Well there you have it. This doesn’t sound pluralistic at all. I don’t know about you but it sounds like each religion is claiming exclusivity! Not just Christianity, but all of them are suggesting that they are the ONLY way to Truth. That’s interesting. How can we reconcile these opposing belief systems? The answer is that we can’t! Not if we want to be completely honest.

In the beginning of this blog I told you how I got lost on the way to Northwest Ohio. But let me tell you how the story ends. We did not continue on I-70 because otherwise we would have ended up in Utah. Instead, even though it took us forever to find a rest stop in mountainous West Virginia, we found one and we got a map--an honest map. We admitted that we had lost our way and that we need to find it again. The map showed us how to get to where we desired to be. We followed its directions and we ended up in Northwest Ohio. And because I don’t subscribe to logical fallacies the story ended happily.

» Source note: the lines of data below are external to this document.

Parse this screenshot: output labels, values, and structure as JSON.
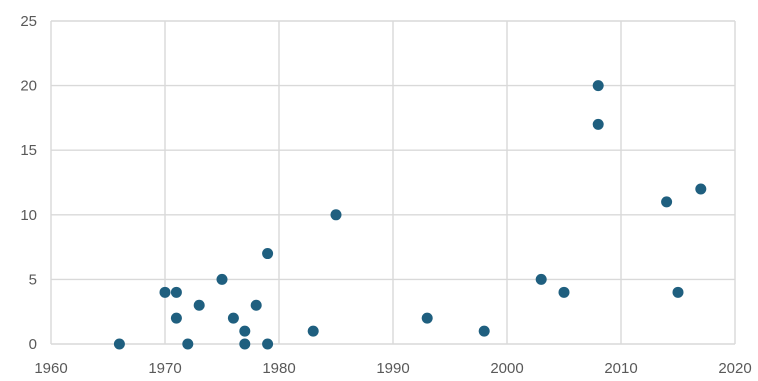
{
  "chart_data": {
    "type": "scatter",
    "title": "",
    "xlabel": "",
    "ylabel": "",
    "xlim": [
      1960,
      2020
    ],
    "ylim": [
      0,
      25
    ],
    "x_ticks": [
      1960,
      1970,
      1980,
      1990,
      2000,
      2010,
      2020
    ],
    "y_ticks": [
      0,
      5,
      10,
      15,
      20,
      25
    ],
    "x_tick_labels": [
      "1960",
      "1970",
      "1980",
      "1990",
      "2000",
      "2010",
      "2020"
    ],
    "y_tick_labels": [
      "0",
      "5",
      "10",
      "15",
      "20",
      "25"
    ],
    "grid": true,
    "legend": "none",
    "marker_color": "#1f5f7f",
    "points": [
      {
        "x": 1966,
        "y": 0
      },
      {
        "x": 1970,
        "y": 4
      },
      {
        "x": 1971,
        "y": 4
      },
      {
        "x": 1971,
        "y": 2
      },
      {
        "x": 1972,
        "y": 0
      },
      {
        "x": 1973,
        "y": 3
      },
      {
        "x": 1975,
        "y": 5
      },
      {
        "x": 1976,
        "y": 2
      },
      {
        "x": 1977,
        "y": 1
      },
      {
        "x": 1977,
        "y": 0
      },
      {
        "x": 1978,
        "y": 3
      },
      {
        "x": 1979,
        "y": 7
      },
      {
        "x": 1979,
        "y": 0
      },
      {
        "x": 1983,
        "y": 1
      },
      {
        "x": 1985,
        "y": 10
      },
      {
        "x": 1993,
        "y": 2
      },
      {
        "x": 1998,
        "y": 1
      },
      {
        "x": 2003,
        "y": 5
      },
      {
        "x": 2005,
        "y": 4
      },
      {
        "x": 2008,
        "y": 20
      },
      {
        "x": 2008,
        "y": 17
      },
      {
        "x": 2014,
        "y": 11
      },
      {
        "x": 2015,
        "y": 4
      },
      {
        "x": 2017,
        "y": 12
      }
    ]
  }
}
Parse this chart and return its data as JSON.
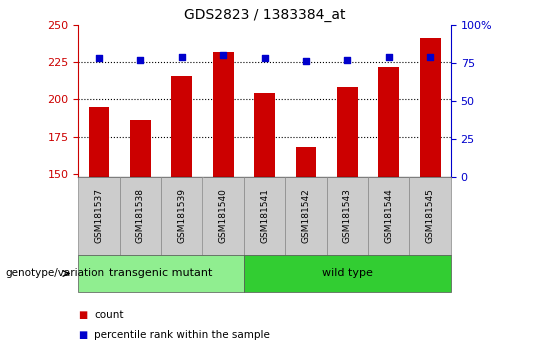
{
  "title": "GDS2823 / 1383384_at",
  "samples": [
    "GSM181537",
    "GSM181538",
    "GSM181539",
    "GSM181540",
    "GSM181541",
    "GSM181542",
    "GSM181543",
    "GSM181544",
    "GSM181545"
  ],
  "counts": [
    195,
    186,
    216,
    232,
    204,
    168,
    208,
    222,
    241
  ],
  "percentile_ranks": [
    78,
    77,
    79,
    80,
    78,
    76,
    77,
    79,
    79
  ],
  "groups": [
    "transgenic mutant",
    "transgenic mutant",
    "transgenic mutant",
    "transgenic mutant",
    "wild type",
    "wild type",
    "wild type",
    "wild type",
    "wild type"
  ],
  "tm_color": "#90EE90",
  "wt_color": "#32CD32",
  "bar_color": "#CC0000",
  "dot_color": "#0000CC",
  "ylim_left": [
    148,
    250
  ],
  "ylim_right": [
    0,
    100
  ],
  "yticks_left": [
    150,
    175,
    200,
    225,
    250
  ],
  "yticks_right": [
    0,
    25,
    50,
    75,
    100
  ],
  "grid_values": [
    175,
    200,
    225
  ],
  "right_tick_labels": [
    "0",
    "25",
    "50",
    "75",
    "100%"
  ]
}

Albeit it took us some 15 hours to get to our destination, just as it might not be convenient to go out of your way to search for Truth. But it is well worth it when you find it.

The logical outworking of religious pluralism is chaos, and my God does not dwell in disorder. Why don’t your reevaluate your position on pluralism, make that U-turn and get on the right path—the one and only path that can take you to where you long to be.


*For more information on this controversial topic I recommend this book. It is the awesome story of how one man put aside his biases and preconceptions and after 20 years he found the Truth. You can learn more about him here.

1 comment:

John said...

Crystal, this is a very excellent subject you've brought up. The only complaint I have is that it's way too short. You could've gone on and on about this. It really gave me a different perspective to things I hadn't thought of before. I really appreciate it, and look forward to your next piece. I am a fan.